Final administrative decision of the Superintendent of the State Police that adopted the administrative law judge’s initial decision, that substantiated three disciplinary charges against the defendant State Trooper, and that imposed a 45-day suspension without pay affirmed; two charges were based on the defendant’s alleged false and misleading statements about his knowledge of incidents of harassment that were directed at another Trooper, and the third charge was based on an allegation that he had “created and posted demeaning and derogatory notes” about the other Trooper; the Superintendent’s decision was not arbitrary, capricious, or unreasonable, and it was supported by substantial credible evidence in the record.

HUSBAND AND WIFE
DUCHEMIN v. DUCHEMIN
Appellate Division, A-3279-03T5, June 30, 2005, not approved for publication. (13 pages).
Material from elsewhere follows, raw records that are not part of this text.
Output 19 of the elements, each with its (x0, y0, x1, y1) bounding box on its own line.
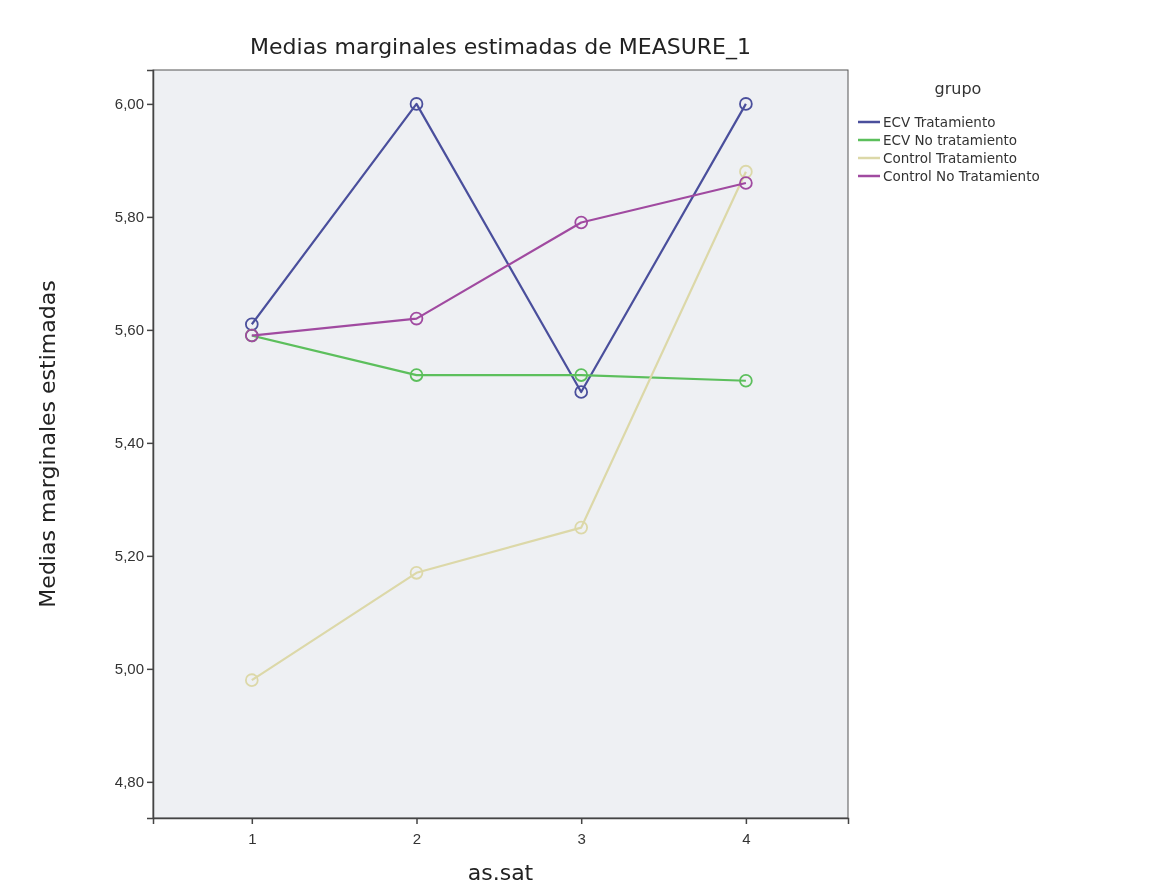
y-tick-label: 5,40 (114, 434, 144, 452)
x-tick-label: 1 (248, 829, 257, 847)
y-tick-label: 5,60 (114, 321, 144, 339)
y-tick-label: 5,20 (114, 547, 144, 565)
y-tick-label: 4,80 (114, 773, 144, 791)
y-axis-title: Medias marginales estimadas (35, 280, 60, 608)
legend-label: ECV Tratamiento (883, 114, 996, 130)
y-tick-label: 5,00 (114, 660, 144, 678)
y-tick-label: 6,00 (114, 95, 144, 113)
x-tick-label: 2 (412, 829, 422, 847)
chart-title: Medias marginales estimadas de MEASURE_1 (250, 34, 751, 60)
legend-title: grupo (934, 79, 982, 98)
legend-label: ECV No tratamiento (883, 132, 1018, 148)
legend-label: Control Tratamiento (883, 150, 1018, 166)
x-tick-label: 4 (742, 829, 751, 847)
y-tick-label: 5,80 (114, 208, 144, 226)
x-axis-title: as.sat (467, 860, 534, 885)
x-tick-label: 3 (577, 829, 586, 847)
legend-label: Control No Tratamiento (883, 168, 1040, 184)
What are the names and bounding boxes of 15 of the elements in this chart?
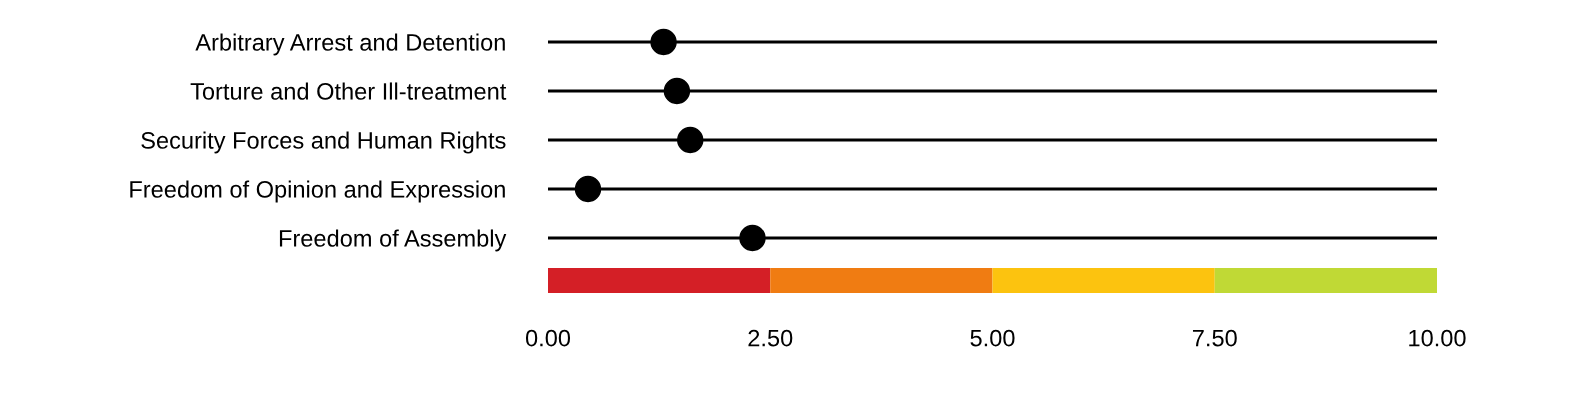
x-tick-label: 10.00	[1409, 329, 1466, 347]
point	[574, 175, 602, 203]
y-tick-label: Arbitrary Arrest and Detention	[195, 33, 505, 56]
x-tick-label: 7.50	[1192, 329, 1237, 347]
y-tick-label: Freedom of Opinion and Expression	[130, 180, 505, 203]
x-tick-label: 0.00	[525, 329, 571, 347]
point	[663, 77, 691, 105]
y-tick-label: Torture and Other Ill-treatment	[190, 82, 507, 100]
x-tick-label: 5.00	[970, 329, 1015, 347]
x-tick-label: 2.50	[748, 329, 793, 347]
y-tick-label: Freedom of Assembly	[279, 229, 507, 252]
y-tick-label: Security Forces and Human Rights	[141, 131, 506, 154]
point	[650, 28, 677, 56]
point	[677, 126, 704, 154]
point	[739, 224, 766, 252]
Facts-on-Call Order No. 18175

Three post-divorce-judgment orders affirmed; contrary to the plaintiff ex-wife’s arguments on appeal, the trial court did not err (1) by retroactively terminating the defendant ex-husband’s alimony obligation as of the date of the divorce based on her cohabitation and the terms of the property settlement agreement, (2) in calculating the amount of alimony that the plaintiff had to repay, (3) by permitting the amount that the defendant had to transfer from his IRA to the plaintiff as equitable distribution to be offset by the amount of the alimony that the plaintiff had to repay, (4) by determining that the parties’ oldest child was emancipated under the PSA and by recalculating the defendant’s child support obligation, or (5) by directing the plaintiff to pay the defendant $1,750 in attorney’s fees.